Interval query indexing for efficient stream processing

  • Authors:
  • Kun-Lung Wu;Shyh-Kwei Chen;Philip S. Yu

  • Affiliations:
  • IBM T.J. Watson Research Center, Hawthorne, NY;IBM T.J. Watson Research Center, Hawthorne, NY;IBM T.J. Watson Research Center, Hawthorne, NY

  • Venue:
  • Proceedings of the thirteenth ACM international conference on Information and knowledge management
  • Year:
  • 2004

Quantified Score

Hi-index 0.00

Visualization

Abstract

A large number of continual range queries can be issued against a data stream. Usually, a main memory-based query index with a small storage cost and a fast search time is needed, especially if the stream is rapid.

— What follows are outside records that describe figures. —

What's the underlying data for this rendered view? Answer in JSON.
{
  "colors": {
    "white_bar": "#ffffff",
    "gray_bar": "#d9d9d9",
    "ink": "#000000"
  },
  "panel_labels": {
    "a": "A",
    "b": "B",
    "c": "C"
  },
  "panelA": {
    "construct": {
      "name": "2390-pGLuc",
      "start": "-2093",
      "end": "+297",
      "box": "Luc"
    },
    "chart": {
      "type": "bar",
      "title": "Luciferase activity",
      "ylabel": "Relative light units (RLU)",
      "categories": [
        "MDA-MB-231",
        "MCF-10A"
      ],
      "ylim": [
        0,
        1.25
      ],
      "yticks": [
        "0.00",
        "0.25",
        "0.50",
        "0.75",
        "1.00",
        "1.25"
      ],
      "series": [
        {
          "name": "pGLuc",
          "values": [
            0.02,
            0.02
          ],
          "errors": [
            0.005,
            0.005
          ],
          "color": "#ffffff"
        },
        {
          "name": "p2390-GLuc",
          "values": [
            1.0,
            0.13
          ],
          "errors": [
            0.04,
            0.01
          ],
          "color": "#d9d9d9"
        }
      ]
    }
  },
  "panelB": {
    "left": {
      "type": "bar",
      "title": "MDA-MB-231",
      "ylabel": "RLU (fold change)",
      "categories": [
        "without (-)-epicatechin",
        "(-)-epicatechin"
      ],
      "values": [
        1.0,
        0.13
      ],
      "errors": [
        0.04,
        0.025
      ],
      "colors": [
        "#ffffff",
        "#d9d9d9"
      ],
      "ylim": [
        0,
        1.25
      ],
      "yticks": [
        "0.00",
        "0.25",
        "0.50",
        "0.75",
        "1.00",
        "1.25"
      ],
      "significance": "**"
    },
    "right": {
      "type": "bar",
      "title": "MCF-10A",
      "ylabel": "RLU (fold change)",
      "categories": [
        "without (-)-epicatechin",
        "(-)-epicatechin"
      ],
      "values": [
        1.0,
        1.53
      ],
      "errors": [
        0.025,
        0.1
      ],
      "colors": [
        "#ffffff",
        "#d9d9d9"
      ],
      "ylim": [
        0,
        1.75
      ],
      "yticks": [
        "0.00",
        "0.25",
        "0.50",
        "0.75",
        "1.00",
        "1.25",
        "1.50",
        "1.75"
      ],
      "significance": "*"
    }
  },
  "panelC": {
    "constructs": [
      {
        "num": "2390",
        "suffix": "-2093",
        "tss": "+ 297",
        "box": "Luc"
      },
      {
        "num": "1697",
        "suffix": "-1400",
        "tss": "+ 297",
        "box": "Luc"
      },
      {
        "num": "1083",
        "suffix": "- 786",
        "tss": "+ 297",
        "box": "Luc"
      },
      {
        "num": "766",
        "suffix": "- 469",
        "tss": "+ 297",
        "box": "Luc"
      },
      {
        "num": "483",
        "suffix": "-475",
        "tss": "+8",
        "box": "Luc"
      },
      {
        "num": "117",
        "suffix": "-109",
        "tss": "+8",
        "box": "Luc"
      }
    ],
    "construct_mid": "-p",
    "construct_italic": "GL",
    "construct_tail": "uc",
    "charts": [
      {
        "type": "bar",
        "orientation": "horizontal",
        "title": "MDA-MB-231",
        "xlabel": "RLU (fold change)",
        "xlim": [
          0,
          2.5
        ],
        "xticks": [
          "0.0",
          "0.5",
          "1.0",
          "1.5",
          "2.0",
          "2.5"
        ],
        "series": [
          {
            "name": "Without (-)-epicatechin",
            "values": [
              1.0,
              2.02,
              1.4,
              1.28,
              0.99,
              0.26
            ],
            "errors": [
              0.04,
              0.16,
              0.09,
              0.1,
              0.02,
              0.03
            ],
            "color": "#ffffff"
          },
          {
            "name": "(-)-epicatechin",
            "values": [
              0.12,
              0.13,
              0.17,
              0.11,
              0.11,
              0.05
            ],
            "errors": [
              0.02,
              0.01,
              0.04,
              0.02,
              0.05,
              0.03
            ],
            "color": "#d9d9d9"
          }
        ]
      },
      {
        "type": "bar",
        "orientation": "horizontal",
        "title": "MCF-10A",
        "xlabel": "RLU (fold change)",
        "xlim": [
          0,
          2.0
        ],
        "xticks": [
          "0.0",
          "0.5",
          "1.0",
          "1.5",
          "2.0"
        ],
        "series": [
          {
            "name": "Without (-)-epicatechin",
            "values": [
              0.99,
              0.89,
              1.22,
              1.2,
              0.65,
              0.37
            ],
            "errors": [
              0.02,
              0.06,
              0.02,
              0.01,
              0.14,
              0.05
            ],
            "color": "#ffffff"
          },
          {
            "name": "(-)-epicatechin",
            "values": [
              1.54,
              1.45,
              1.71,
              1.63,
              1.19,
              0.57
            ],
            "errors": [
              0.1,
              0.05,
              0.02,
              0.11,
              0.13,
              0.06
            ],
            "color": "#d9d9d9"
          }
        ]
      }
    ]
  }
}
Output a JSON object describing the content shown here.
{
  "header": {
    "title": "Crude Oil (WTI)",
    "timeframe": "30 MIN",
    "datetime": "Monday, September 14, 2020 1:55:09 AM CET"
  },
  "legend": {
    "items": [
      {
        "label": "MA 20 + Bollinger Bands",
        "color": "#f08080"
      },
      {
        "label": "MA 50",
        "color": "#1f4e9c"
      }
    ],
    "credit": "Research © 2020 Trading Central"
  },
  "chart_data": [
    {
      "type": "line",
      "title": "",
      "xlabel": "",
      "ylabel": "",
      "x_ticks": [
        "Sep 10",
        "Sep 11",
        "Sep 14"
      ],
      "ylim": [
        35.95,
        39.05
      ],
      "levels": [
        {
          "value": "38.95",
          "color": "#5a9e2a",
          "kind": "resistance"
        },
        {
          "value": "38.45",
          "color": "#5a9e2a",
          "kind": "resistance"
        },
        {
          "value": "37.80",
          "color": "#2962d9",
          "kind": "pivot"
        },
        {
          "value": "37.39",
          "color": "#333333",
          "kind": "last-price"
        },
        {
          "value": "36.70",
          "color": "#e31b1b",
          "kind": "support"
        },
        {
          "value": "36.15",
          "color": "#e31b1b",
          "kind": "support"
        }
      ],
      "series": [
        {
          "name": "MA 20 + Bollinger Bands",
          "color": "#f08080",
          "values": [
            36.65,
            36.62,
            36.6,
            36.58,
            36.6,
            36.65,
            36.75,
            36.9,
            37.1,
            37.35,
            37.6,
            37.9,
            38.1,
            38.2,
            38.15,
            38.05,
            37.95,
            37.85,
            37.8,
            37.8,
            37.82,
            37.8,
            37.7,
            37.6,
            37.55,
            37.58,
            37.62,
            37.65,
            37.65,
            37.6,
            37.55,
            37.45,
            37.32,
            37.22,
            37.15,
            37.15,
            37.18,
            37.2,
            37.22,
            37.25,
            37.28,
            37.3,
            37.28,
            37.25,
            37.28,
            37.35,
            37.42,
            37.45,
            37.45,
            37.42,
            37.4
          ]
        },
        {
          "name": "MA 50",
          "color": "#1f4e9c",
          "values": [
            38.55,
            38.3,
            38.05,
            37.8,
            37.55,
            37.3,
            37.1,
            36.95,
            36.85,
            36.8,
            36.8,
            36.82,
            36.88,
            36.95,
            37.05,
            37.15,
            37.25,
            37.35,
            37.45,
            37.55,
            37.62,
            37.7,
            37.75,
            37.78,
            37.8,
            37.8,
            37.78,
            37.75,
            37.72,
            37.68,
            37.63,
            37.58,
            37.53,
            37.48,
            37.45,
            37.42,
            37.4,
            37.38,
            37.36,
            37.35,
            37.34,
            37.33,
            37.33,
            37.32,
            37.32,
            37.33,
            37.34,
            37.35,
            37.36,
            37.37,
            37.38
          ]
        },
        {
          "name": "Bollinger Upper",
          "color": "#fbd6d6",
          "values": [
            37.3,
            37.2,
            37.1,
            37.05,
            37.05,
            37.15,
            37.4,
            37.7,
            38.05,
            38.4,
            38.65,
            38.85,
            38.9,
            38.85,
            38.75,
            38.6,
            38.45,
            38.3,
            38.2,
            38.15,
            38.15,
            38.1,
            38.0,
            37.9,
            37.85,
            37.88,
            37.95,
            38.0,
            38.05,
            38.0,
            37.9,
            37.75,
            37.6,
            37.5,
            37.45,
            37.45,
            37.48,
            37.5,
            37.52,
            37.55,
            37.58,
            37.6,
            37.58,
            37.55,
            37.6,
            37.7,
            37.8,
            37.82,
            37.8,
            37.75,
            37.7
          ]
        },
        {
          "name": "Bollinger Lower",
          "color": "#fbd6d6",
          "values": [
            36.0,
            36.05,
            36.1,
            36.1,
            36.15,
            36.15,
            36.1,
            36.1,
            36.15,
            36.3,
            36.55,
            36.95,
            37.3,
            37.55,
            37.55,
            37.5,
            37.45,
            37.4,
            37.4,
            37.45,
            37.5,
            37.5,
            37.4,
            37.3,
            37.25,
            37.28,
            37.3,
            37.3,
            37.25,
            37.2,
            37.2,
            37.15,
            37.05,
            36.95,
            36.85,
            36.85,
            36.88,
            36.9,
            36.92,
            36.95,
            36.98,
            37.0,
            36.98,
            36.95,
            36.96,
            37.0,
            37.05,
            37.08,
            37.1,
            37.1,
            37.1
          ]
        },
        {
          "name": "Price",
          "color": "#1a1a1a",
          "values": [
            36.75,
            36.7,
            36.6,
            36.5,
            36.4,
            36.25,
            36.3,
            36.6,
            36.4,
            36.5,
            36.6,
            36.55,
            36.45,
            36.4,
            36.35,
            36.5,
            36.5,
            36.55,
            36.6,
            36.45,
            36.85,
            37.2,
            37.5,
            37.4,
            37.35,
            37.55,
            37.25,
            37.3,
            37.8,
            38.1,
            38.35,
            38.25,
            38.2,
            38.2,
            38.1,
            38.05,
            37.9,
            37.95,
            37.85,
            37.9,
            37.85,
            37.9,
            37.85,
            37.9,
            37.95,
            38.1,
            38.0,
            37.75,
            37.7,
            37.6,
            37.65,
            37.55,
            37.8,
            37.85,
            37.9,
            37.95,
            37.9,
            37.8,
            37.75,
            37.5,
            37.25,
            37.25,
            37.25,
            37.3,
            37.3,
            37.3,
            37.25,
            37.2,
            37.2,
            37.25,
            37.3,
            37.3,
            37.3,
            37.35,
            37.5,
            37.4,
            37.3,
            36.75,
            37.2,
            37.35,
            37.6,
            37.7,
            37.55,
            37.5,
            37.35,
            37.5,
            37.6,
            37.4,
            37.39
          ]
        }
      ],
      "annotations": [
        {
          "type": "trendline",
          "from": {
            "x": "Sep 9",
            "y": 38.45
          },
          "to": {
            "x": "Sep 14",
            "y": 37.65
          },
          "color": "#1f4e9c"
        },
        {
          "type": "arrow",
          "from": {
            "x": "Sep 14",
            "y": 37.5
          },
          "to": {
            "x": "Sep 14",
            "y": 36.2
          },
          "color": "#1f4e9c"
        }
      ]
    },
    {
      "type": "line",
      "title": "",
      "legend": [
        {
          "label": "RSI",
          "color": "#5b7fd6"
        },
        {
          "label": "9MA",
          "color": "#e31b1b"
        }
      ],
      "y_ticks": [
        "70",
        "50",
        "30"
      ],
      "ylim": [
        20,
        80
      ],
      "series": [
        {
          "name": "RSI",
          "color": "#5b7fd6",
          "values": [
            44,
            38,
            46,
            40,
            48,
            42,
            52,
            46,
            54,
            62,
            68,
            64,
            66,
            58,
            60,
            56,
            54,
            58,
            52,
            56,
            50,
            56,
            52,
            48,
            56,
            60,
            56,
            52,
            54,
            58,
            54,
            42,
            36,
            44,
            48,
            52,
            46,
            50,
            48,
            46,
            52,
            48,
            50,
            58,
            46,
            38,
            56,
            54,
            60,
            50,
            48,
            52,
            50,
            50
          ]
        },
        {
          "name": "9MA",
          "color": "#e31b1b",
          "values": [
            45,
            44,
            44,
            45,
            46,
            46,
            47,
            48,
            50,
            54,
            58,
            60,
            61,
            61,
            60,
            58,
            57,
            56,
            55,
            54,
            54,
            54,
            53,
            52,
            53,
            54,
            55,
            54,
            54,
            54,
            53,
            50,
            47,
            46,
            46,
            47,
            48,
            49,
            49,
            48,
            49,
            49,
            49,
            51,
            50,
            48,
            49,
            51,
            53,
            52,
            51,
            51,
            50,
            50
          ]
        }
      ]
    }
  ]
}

In this paper, we present a CEI-based query index that meets both criteria for efficient processing of continual interval queries in a streaming environment. This new query index is centered around a set of predefined virtual containment-encoded intervals, or CEIs. The CEIs are used to first decompose query intervals and then perform efficient search operations. The CEIs are defined and labeled such that containment relationships among them are encoded in their IDs. The containment encoding makes decomposition and search operations efficient because integer additions and logical shifts can be used to carry out most of the operations. Simulations are conducted to evaluate the effectiveness of the CEI-based query index and to compare it with alternative approaches. The results show that the CEI-based query index significantly outperforms existing approaches in terms of both storage cost and search time.